Bij de nieuwe berekeningen van de geleverde elektra is Oxxio - na correctie - uitgegaan van door de klant doorgegeven standen op 13 februari 2013: Hoog 316051 en Laag 329887, en de op 26 november 2013 (vermoedelijk door de nieuwe gebruiker) doorgegeven standen: Hoog 319257 en Laag 332586.
Bij deze nieuwe berekeningen is Oxxio ervan uitgegaan dat de door haar in rekening gebrachte hoeveelheid gas en elektriciteit is verbruikt in de periode tussen december 2012 en mei 2013. Volgens haar is het aannemelijk dat het pand van mei tot september 2013 heeft leeggestaan, omdat in de tussenliggende periode geen nieuwe energielevering aan dit adres heeft plaatsgevonden.
Hij bestrijdt het uitgangspunt van Oxxio dat er tussen mei 2013 en 13 september 2013 geen verbruik heeft plaatsgevonden en dat "dus" kan worden uitgegaan van de standen per 13 september 2013 die uit het Toegankelijk Meetregister blijken. [appellant] betoogt dat het pand "ook" leeggestaan heeft van februari 2013 tot mei 2013, terwijl er volgens Oxxio desondanks wel verbruik van gas en elektra is geweest. Het standpunt van [appellant] komt erop neer dat de door Oxxio - na correctie - in rekening gebrachte hoeveelheid gas en elektra niet in de periode van december 2012 tot mei 2013 kan zijn verbruikt, omdat hij toen niet meer in het pand verbleef, maar in de periode mei 2013 tot september 2013 moet zijn verbruikt.
Vooropgesteld wordt dat de onzekerheid omtrent de hoogte van de meterstanden per 8 mei 2013 in de risicosfeer van [appellant] ligt, omdat hij blijkens de desbetreffende telefoonnotitie (productie 2 bij de memorie van antwoord) op die datum de meterstanden per 19 december 2012 aan Oxxio heeft doorgegeven, terwijl hij als contractspartij van Oxxio gehouden was de meterstanden per 8 mei 2013 door te geven.
Bij gebrek aan doorgegeven actuele standen heeft Oxxio in eerste instantie niet anders kunnen doen dan de standen per mei 2013 te schatten.

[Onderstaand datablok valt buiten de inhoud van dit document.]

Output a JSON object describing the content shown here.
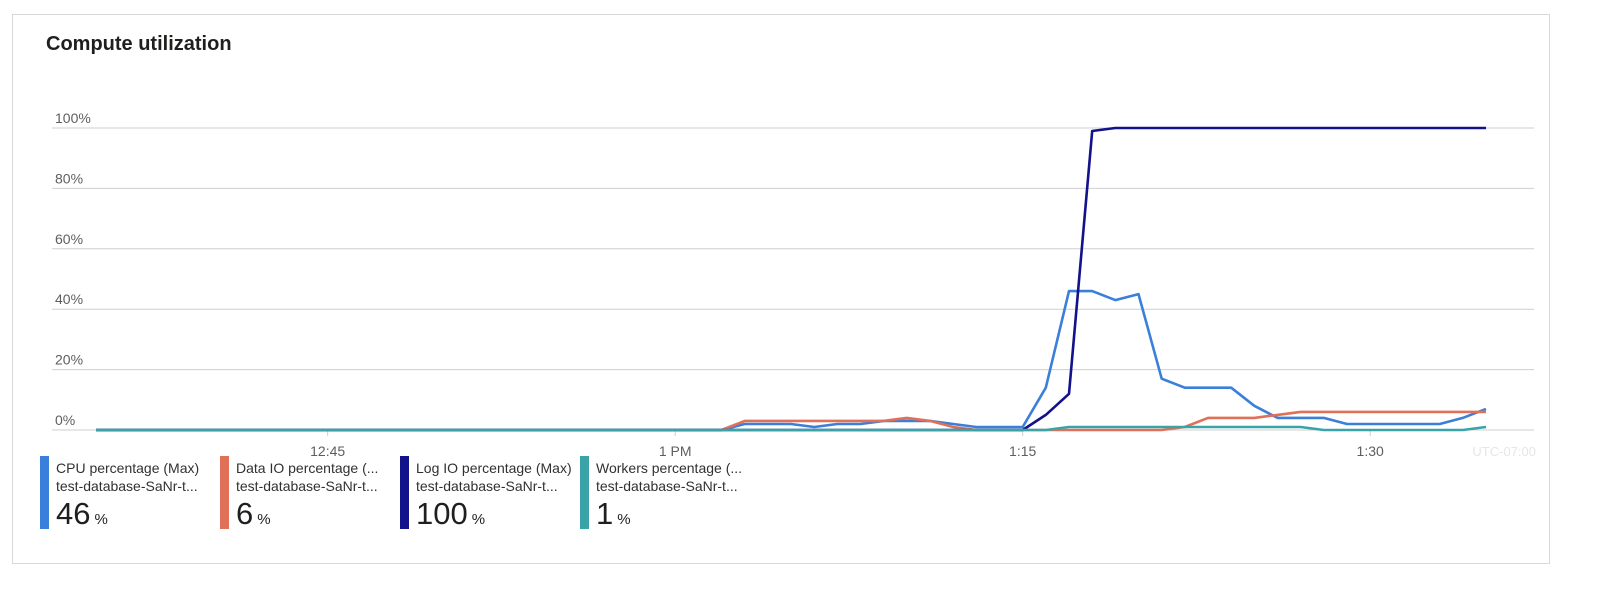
{
  "title": "Compute utilization",
  "timezone": "UTC-07:00",
  "colors": {
    "cpu": "#3a7fd9",
    "data_io": "#e07058",
    "log_io": "#12128a",
    "workers": "#3aa3a8",
    "grid": "#cfcfcf",
    "axis_text": "#605e5c"
  },
  "chart_data": {
    "type": "line",
    "title": "Compute utilization",
    "x_unit": "minutes after 12:35 PM",
    "x_range": [
      0,
      60
    ],
    "ylim": [
      0,
      100
    ],
    "y_ticks": [
      "0%",
      "20%",
      "40%",
      "60%",
      "80%",
      "100%"
    ],
    "x_ticks": [
      {
        "label": "12:45",
        "x": 10
      },
      {
        "label": "1 PM",
        "x": 25
      },
      {
        "label": "1:15",
        "x": 40
      },
      {
        "label": "1:30",
        "x": 55
      }
    ],
    "grid": true,
    "x": [
      0,
      1,
      2,
      3,
      4,
      5,
      6,
      7,
      8,
      9,
      10,
      11,
      12,
      13,
      14,
      15,
      16,
      17,
      18,
      19,
      20,
      21,
      22,
      23,
      24,
      25,
      26,
      27,
      28,
      29,
      30,
      31,
      32,
      33,
      34,
      35,
      36,
      37,
      38,
      39,
      40,
      41,
      42,
      43,
      44,
      45,
      46,
      47,
      48,
      49,
      50,
      51,
      52,
      53,
      54,
      55,
      56,
      57,
      58,
      59,
      60
    ],
    "series": [
      {
        "name": "CPU percentage (Max)",
        "color_key": "cpu",
        "values": [
          0,
          0,
          0,
          0,
          0,
          0,
          0,
          0,
          0,
          0,
          0,
          0,
          0,
          0,
          0,
          0,
          0,
          0,
          0,
          0,
          0,
          0,
          0,
          0,
          0,
          0,
          0,
          0,
          2,
          2,
          2,
          1,
          2,
          2,
          3,
          3,
          3,
          2,
          1,
          1,
          1,
          14,
          46,
          46,
          43,
          45,
          17,
          14,
          14,
          14,
          8,
          4,
          4,
          4,
          2,
          2,
          2,
          2,
          2,
          4,
          7
        ]
      },
      {
        "name": "Data IO percentage (...",
        "color_key": "data_io",
        "values": [
          0,
          0,
          0,
          0,
          0,
          0,
          0,
          0,
          0,
          0,
          0,
          0,
          0,
          0,
          0,
          0,
          0,
          0,
          0,
          0,
          0,
          0,
          0,
          0,
          0,
          0,
          0,
          0,
          3,
          3,
          3,
          3,
          3,
          3,
          3,
          4,
          3,
          1,
          0,
          0,
          0,
          0,
          0,
          0,
          0,
          0,
          0,
          1,
          4,
          4,
          4,
          5,
          6,
          6,
          6,
          6,
          6,
          6,
          6,
          6,
          6
        ]
      },
      {
        "name": "Log IO percentage (Max)",
        "color_key": "log_io",
        "values": [
          0,
          0,
          0,
          0,
          0,
          0,
          0,
          0,
          0,
          0,
          0,
          0,
          0,
          0,
          0,
          0,
          0,
          0,
          0,
          0,
          0,
          0,
          0,
          0,
          0,
          0,
          0,
          0,
          0,
          0,
          0,
          0,
          0,
          0,
          0,
          0,
          0,
          0,
          0,
          0,
          0,
          5,
          12,
          99,
          100,
          100,
          100,
          100,
          100,
          100,
          100,
          100,
          100,
          100,
          100,
          100,
          100,
          100,
          100,
          100,
          100
        ]
      },
      {
        "name": "Workers percentage (...",
        "color_key": "workers",
        "values": [
          0,
          0,
          0,
          0,
          0,
          0,
          0,
          0,
          0,
          0,
          0,
          0,
          0,
          0,
          0,
          0,
          0,
          0,
          0,
          0,
          0,
          0,
          0,
          0,
          0,
          0,
          0,
          0,
          0,
          0,
          0,
          0,
          0,
          0,
          0,
          0,
          0,
          0,
          0,
          0,
          0,
          0,
          1,
          1,
          1,
          1,
          1,
          1,
          1,
          1,
          1,
          1,
          1,
          0,
          0,
          0,
          0,
          0,
          0,
          0,
          1
        ]
      }
    ]
  },
  "legend": [
    {
      "name": "CPU percentage (Max)",
      "sub": "test-database-SaNr-t...",
      "value": "46",
      "unit": "%",
      "color_key": "cpu"
    },
    {
      "name": "Data IO percentage (...",
      "sub": "test-database-SaNr-t...",
      "value": "6",
      "unit": "%",
      "color_key": "data_io"
    },
    {
      "name": "Log IO percentage (Max)",
      "sub": "test-database-SaNr-t...",
      "value": "100",
      "unit": "%",
      "color_key": "log_io"
    },
    {
      "name": "Workers percentage (...",
      "sub": "test-database-SaNr-t...",
      "value": "1",
      "unit": "%",
      "color_key": "workers"
    }
  ]
}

De nadien toegepaste correctie met de werkelijke standen uit het Toegankelijk Meetregister per 13 september 2013 heeft geleid tot een verlaging van het in rekening gebrachte verbruik aan gas en elektra. Weliswaar valt niet uit te sluiten dat een deel van dit verbruik heeft plaatsgevonden in de periode van 8 mei tot 13 september 2013, maar in het licht van het door Oxxio gestelde lag het op de weg van [appellant] om dit nader te onderbouwen met feiten en omstandigheden. Nu [appellant] dit heeft nagelaten, gaat het hof aan dit verweer voorbij.